“A not so silent night” proved to be just that: we shined a light on mental health!
On Thursday, December 9th in downtown D.C., OMM hosted a meaningful event filled with powerful stories on mental health from our community.
Thank you to the students, school staff, family, and community members, especially from our three major school district partners (Fairfax County Public Schools, Montgomery County Public Schools and DC Public Schools) who were able to attend the event! A Not So Silent Night 2021 would not have been a success without your supportive presence.
Couldn’t make it? View the photo library or watch the event video!
highlights of A Not So Silent Night 2021 below!
Upon arriving, attendees were able to speak with and hear directly about the impact clubs are making in their communities from Battlefield High School, Frost Middle School, Quince Orchard High School, and Woodson High School. Additionally, guests were able to interact with a visual display about OMM’s new partnership and club expansion into D.C. Public Schools.
teen advisory council
If interacting directly with student leaders and club sponsors wasn’t inspiring enough. Guests had the opportunity to meet three members from OMM’s Teen Advisory Council (TAC) that was launched in August 2021. TAC members Ava Belmont, CJ Crombie, and Kheira Bekkadjak shared more about how student voices are helping to shape the future OMM goals and programming!
DIANE ROSS (emcee), board member & co-sponsor at Chantilly High school
Diane Ross served as our fabulous emcee for the evening. She introduced our amazing line-up which consisted of student keynote speaker Almu Nunez, our executive director Lauren Anderson, and student leader Jada Bromberg. As Diane aptly states, the students are doing “extraordinary work and they are striving to become part of something so much larger than themselves, a movement that really sheds the light on mental health.”

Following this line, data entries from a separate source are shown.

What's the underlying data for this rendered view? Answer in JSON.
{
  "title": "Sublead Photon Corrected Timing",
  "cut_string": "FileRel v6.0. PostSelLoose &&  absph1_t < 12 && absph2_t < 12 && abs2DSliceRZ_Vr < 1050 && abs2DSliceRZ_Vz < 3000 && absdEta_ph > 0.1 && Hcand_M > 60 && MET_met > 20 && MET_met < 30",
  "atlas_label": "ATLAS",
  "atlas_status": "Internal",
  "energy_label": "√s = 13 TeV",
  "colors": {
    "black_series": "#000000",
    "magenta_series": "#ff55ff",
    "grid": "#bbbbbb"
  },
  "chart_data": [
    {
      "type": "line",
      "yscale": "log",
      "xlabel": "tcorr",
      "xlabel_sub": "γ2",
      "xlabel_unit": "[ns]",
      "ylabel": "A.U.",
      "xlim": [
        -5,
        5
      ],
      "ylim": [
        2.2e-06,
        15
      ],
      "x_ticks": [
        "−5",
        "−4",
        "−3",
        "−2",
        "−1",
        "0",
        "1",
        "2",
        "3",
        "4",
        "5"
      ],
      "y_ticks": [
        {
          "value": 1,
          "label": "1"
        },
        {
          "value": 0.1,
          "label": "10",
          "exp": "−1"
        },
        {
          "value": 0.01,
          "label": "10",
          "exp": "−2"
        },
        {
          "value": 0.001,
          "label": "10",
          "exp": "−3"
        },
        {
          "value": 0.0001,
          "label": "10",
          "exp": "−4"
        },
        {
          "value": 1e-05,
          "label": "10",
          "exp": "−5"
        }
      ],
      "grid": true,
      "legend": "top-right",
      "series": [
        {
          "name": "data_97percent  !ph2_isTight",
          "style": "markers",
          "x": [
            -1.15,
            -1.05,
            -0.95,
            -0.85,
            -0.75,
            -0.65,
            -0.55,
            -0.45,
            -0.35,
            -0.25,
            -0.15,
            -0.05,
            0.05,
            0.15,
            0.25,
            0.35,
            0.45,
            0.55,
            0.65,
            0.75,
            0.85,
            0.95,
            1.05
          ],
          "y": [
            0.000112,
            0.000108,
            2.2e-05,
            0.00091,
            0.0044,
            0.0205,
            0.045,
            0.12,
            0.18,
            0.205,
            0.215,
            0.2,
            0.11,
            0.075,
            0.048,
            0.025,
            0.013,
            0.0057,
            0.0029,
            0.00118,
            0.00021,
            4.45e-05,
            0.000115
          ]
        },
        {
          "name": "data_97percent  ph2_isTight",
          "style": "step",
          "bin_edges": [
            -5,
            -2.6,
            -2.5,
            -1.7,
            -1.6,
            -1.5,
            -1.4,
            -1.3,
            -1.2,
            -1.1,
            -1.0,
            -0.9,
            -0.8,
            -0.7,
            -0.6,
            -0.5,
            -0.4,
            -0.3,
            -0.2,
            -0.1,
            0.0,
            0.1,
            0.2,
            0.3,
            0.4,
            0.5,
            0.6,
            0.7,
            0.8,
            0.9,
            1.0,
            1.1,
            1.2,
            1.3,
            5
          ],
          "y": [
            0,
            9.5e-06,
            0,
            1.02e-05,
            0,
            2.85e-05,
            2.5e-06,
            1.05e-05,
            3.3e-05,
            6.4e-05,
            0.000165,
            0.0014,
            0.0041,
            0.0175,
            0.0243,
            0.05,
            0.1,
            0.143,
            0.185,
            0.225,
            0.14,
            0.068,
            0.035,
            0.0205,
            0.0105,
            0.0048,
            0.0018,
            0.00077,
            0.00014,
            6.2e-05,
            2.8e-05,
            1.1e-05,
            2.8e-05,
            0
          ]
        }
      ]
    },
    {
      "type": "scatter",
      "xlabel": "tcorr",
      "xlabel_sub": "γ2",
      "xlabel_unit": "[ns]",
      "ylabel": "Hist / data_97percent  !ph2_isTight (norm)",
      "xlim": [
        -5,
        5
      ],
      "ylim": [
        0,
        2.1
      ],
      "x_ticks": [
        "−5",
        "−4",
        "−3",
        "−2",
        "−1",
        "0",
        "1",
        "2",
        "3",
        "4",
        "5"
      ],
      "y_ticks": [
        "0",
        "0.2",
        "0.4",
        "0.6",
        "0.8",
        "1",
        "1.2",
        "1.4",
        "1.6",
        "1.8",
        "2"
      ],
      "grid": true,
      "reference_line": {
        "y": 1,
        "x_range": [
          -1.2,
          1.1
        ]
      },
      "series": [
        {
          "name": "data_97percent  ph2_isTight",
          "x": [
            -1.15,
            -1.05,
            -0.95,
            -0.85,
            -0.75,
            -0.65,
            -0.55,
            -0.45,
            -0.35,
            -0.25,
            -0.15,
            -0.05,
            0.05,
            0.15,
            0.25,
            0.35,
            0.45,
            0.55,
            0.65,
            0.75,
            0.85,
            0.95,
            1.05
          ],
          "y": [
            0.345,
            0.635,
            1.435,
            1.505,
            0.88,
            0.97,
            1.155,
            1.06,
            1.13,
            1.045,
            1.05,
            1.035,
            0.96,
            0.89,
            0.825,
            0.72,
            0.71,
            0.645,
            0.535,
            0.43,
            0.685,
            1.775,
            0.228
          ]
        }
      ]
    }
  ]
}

ALMU NUNEZ (STUDENT KEYNOTE SPEAKER), Co-President of the Rams OMM Club at James W. Robinson Jr. Secondary School
We are so inspired by Almu Nunez when she spoke about her difficult mental health journey from surviving severe bullying and sexual assault. Almu had a powerful reflection about suicide: “People have this perception that suicidal people just don’t care about the people around them. But, after me thinking that suicide was the best option for me, I can say that we care too much. We care too much about what people think, what they will say or how they would react.”
She has been part of OMM since 2019, when her school social worker Ms. Levy encouraged her to attend an OMM club meeting after school – and there, she found herself in a place where she felt like she was heard.
Almu finished her speech on a powerful note. “I wanted to take the time now to thank Our Minds Matter for assisting and helping people like me find hope because you guys really make me feel like I am enough. I don’t have to be anything, I don’t have to pretend I can just be Almu. But most importantly, thanks to me. Life might have put me down, shattered me, thrown me against the wall but it was my perfect excuse for a renovation. My wounds are almost done scarring my tears are almost dry, my eyes are shining brighter than ever and my heart, my heart is still beating.” We can all learn from Almu to be that person who truly listens to others, to seek support from people who care, and to find the strength within us to carry on.
We had a quick Superhuman pose demonstration from Almu and Diane. Strike a Superhuman pose now to feel that extra surge of courage!
LAUREN ANDERSON, CO-FOUNDER & EXECUTIVE DIRECTOR
Our executive director Lauren Anderson emphasized the importance of mental health since we are currently living in a dual pandemic of COVID and deteriorating mental health. She shared that the U.S. Surgeon General issued an advisory on the youth mental health crisis. Lauren called us to action, saying that we can all be part of a radical movement to prioritize mental health by raising awareness, normalizing discussions and treatments, and creating safety plans for suicidal feelings. We can keep her words in mind and be the change around mental health that we want to see. “Use that inspiration to drive action and change in how you as an individual view and prioritize mental health.”
JADA BROMBERG, STUDENT LEADER at Woodson high school AND SONGWRITER
Jada Bromberg wrapped up our evening with her original music, a beautiful song that she specifically wrote for the event titled “A Not So Silent Night With You”. Jada’s music is inspired by her mental health experience after she was diagnosed with depression and anxiety. She wants to break down the stigma around mental health through her songs and remind people that they are not alone in their mental health struggles.
We are so grateful that we could gather safely in-person to celebrate our shared commitment to ending teen suicide.
OMM extends gratitude to our generous sponsors who make our work and this event possible!
We hope to see you at future OMM in-person events once we can gather safely again.